On ignore si elle égayait déjà l’homme de Neandertal dans sa caverne, mais la figure de l’arroseur arrosé offre à l’humanité une source de joie intarissable. En mai dernier, le Financial Times révélait qu’une campagne de publicité en ligne de la marque Mercedes-Benz avait été majoritairement visionnée par... des robots. D’ingénieux filous ont en effet conçu des programmes capables de feindre la présence d’internautes sur des sites factices afin d’appâter les annonceurs et d’empocher leurs euros.
(...) Au centre de ce système, des plates-formes entièrement automatisées mettent en relation annonceurs et éditeurs de sites.
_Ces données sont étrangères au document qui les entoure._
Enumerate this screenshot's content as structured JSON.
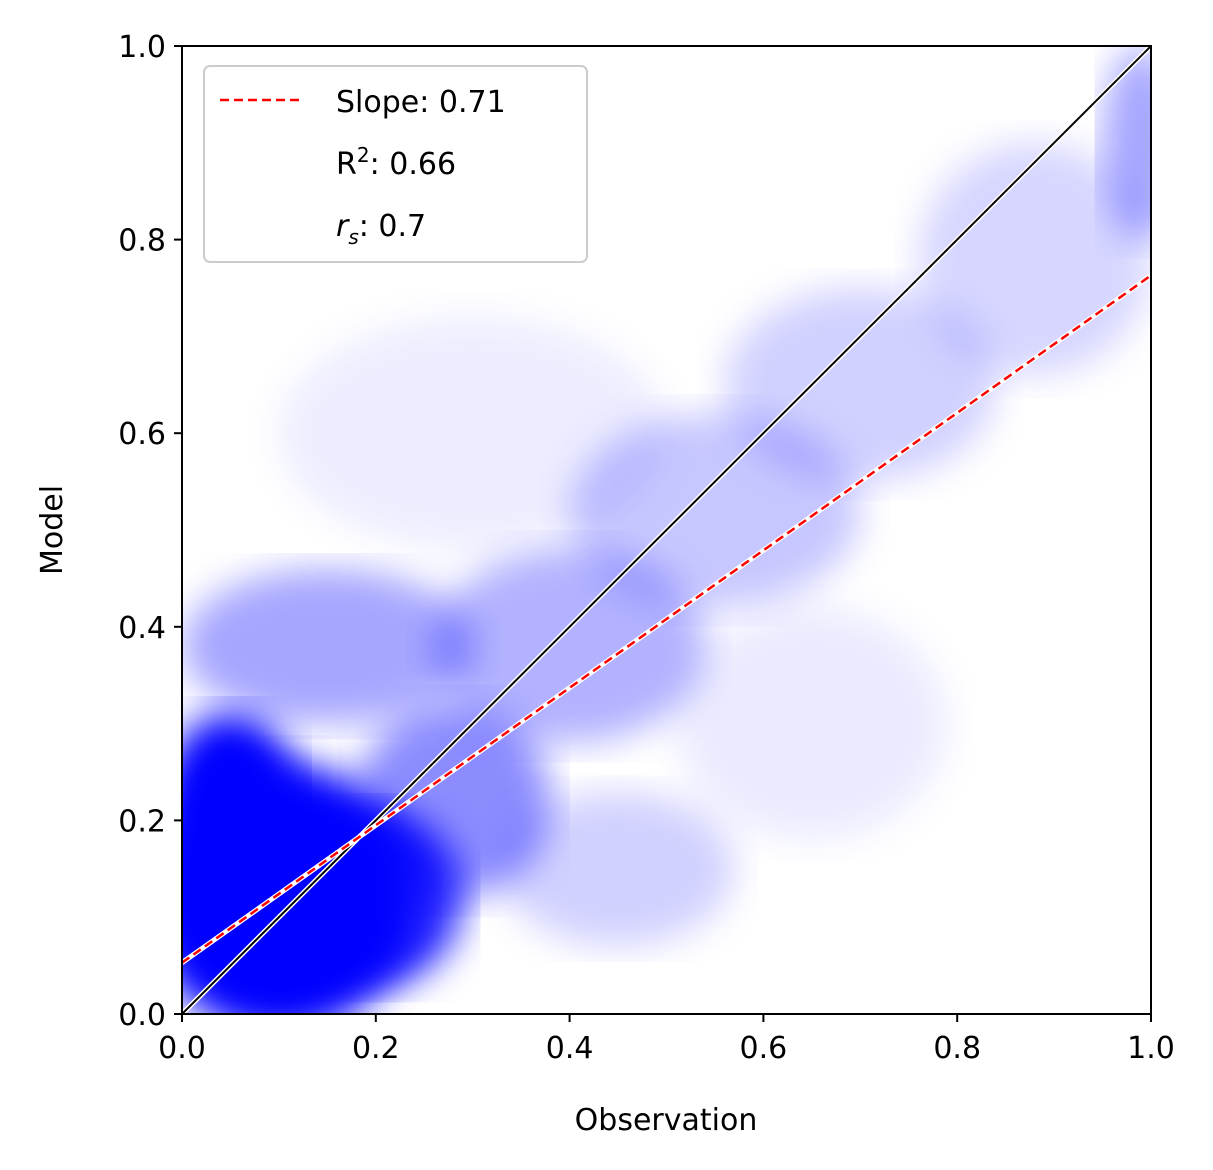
{
  "chart_data": {
    "type": "scatter",
    "xlabel": "Observation",
    "ylabel": "Model",
    "xlim": [
      0.0,
      1.0
    ],
    "ylim": [
      0.0,
      1.0
    ],
    "x_ticks": [
      "0.0",
      "0.2",
      "0.4",
      "0.6",
      "0.8",
      "1.0"
    ],
    "y_ticks": [
      "0.0",
      "0.2",
      "0.4",
      "0.6",
      "0.8",
      "1.0"
    ],
    "grid": false,
    "legend_placement": "top-left",
    "legend": {
      "slope_label": "Slope: 0.71",
      "r2_prefix": "R",
      "r2_sup": "2",
      "r2_value": ": 0.66",
      "rs_symbol": "r",
      "rs_sub": "s",
      "rs_value": ": 0.7"
    },
    "point_color": "#0000ff",
    "fit_line": {
      "intercept": 0.053,
      "slope": 0.71,
      "color": "#ff0000",
      "style": "dashed"
    },
    "identity_line": {
      "x": [
        0.0,
        1.0
      ],
      "y": [
        0.0,
        1.0
      ],
      "color": "#000000"
    },
    "stats": {
      "slope": 0.71,
      "r2": 0.66,
      "rs": 0.7
    }
  }
}
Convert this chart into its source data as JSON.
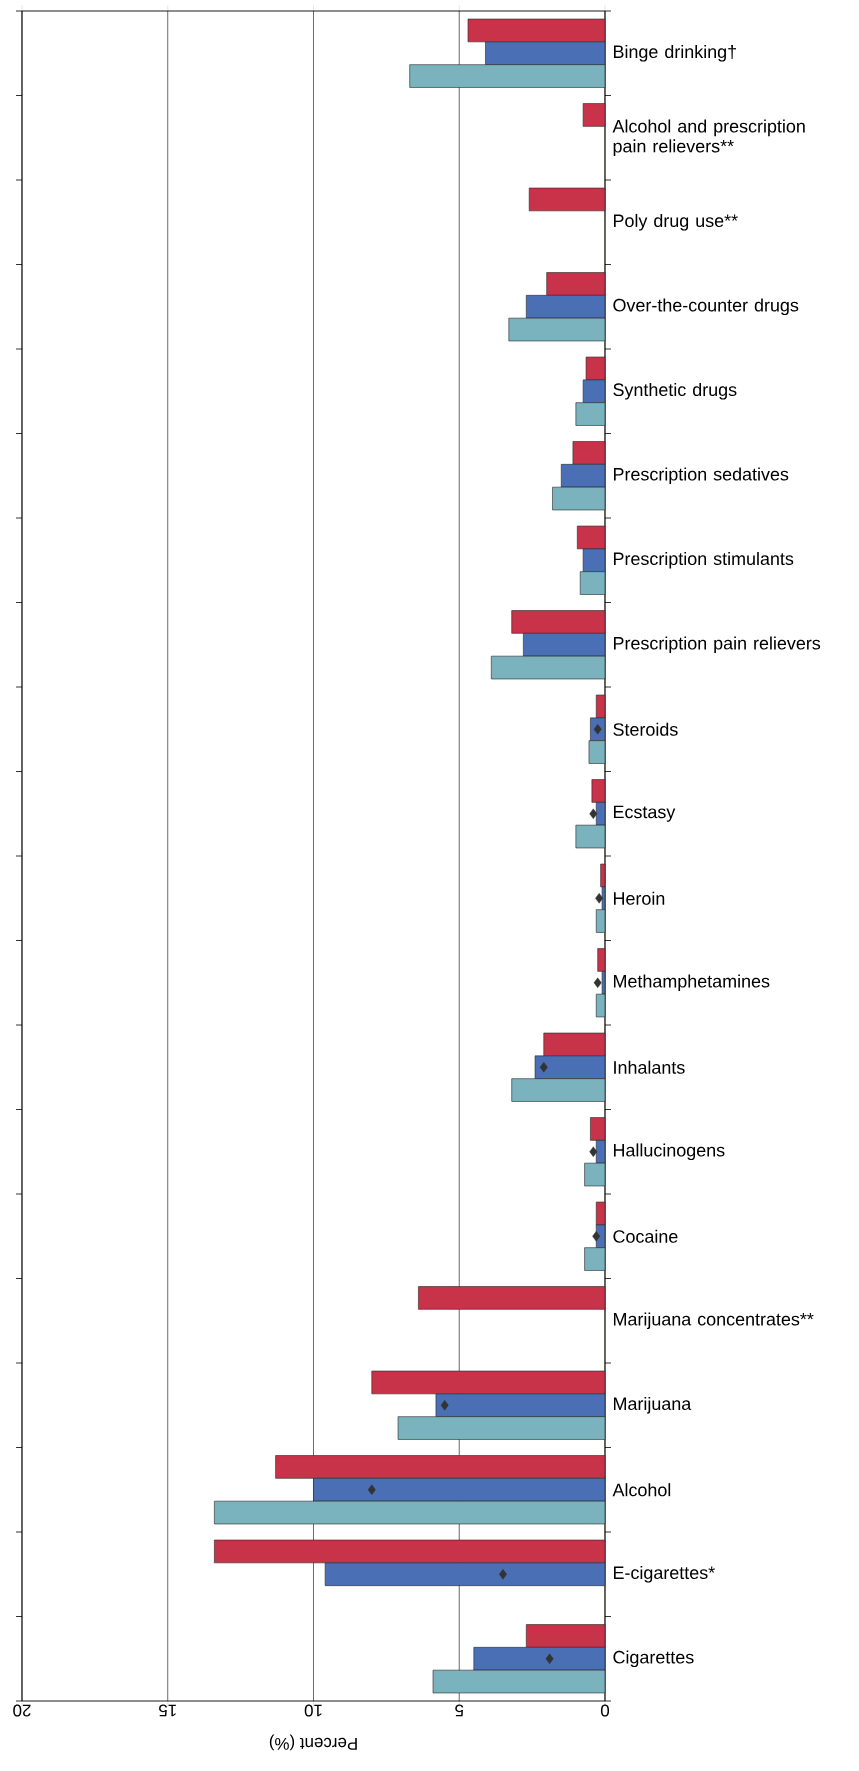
{
  "chart_data": {
    "type": "bar",
    "orientation": "horizontal",
    "xlabel": "Percent (%)",
    "categories": [
      "Binge drinking†",
      "Alcohol and prescription pain relievers**",
      "Poly drug use**",
      "Over-the-counter drugs",
      "Synthetic drugs",
      "Prescription sedatives",
      "Prescription stimulants",
      "Prescription pain relievers",
      "Steroids",
      "Ecstasy",
      "Heroin",
      "Methamphetamines",
      "Inhalants",
      "Hallucinogens",
      "Cocaine",
      "Marijuana concentrates**",
      "Marijuana",
      "Alcohol",
      "E-cigarettes*",
      "Cigarettes"
    ],
    "series": [
      {
        "color": "#c8334a",
        "values": [
          4.7,
          0.75,
          2.6,
          2.0,
          0.65,
          1.1,
          0.95,
          3.2,
          0.3,
          0.45,
          0.15,
          0.25,
          2.1,
          0.5,
          0.3,
          6.4,
          8.0,
          11.3,
          13.4,
          2.7
        ]
      },
      {
        "color": "#4a6fb5",
        "values": [
          4.1,
          null,
          null,
          2.7,
          0.75,
          1.5,
          0.75,
          2.8,
          0.5,
          0.3,
          0.1,
          0.1,
          2.4,
          0.3,
          0.3,
          null,
          5.8,
          10.0,
          9.6,
          4.5
        ]
      },
      {
        "color": "#7ab3be",
        "values": [
          6.7,
          null,
          null,
          3.3,
          1.0,
          1.8,
          0.85,
          3.9,
          0.55,
          1.0,
          0.3,
          0.3,
          3.2,
          0.7,
          0.7,
          null,
          7.1,
          13.4,
          null,
          5.9
        ]
      },
      {
        "type": "scatter",
        "marker": "diamond",
        "color": "#333333",
        "values": [
          null,
          null,
          null,
          null,
          null,
          null,
          null,
          null,
          0.25,
          0.4,
          0.2,
          0.25,
          2.1,
          0.4,
          0.3,
          null,
          5.5,
          8.0,
          3.5,
          1.9
        ]
      }
    ],
    "xlim": [
      20,
      0
    ],
    "xticks": [
      0,
      5,
      10,
      15,
      20
    ],
    "grid": "x"
  }
}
Suivant un modèle inspiré des marchés financiers, des enchères proposent en temps réel à chaque publicité un espace sur le site qui, à cet instant, lui correspond le mieux. Et l’annonceur le plus offrant gagne sa place sur la page convoitée. Les escrocs adorent fausser cette brillante mécanique : il leur suffit d’inonder les plates-formes avec des offres d’emplacements sur des sites où grenouillent des visiteurs imaginaires.
Tel fut le destin des annonces de Mercedes.
La marque allemande avait sollicité Rocket Fuel, une société de marketing numérique qui promettait « un succès triomphal pour nos clients et une meilleure expérience en ligne pour les consommateurs grâce au big data et à l’intelligence artificielle ». Mais, sans doute encore trop artificiellement intelligent, l’automate a placé une partie des annonces sur des sites fantômes où des robots miment la présence de visiteurs. « Nous rejetons quotidiennement environ 40 % des emplacements car ils ne passent pas nos filtres de sécurité (2) », a reconnu Rocket Fuel dans un piteux communiqué. Filtres qui sont eux-mêmes... des programmes informatiques.
Autrement dit, des robots veillent à ce que des annonces ventilées sur le Net par des robots ne soient pas visionnées par des robots. Rarement l’utilité sociale de l’industrie publicitaire aura été illustrée avec autant de talent.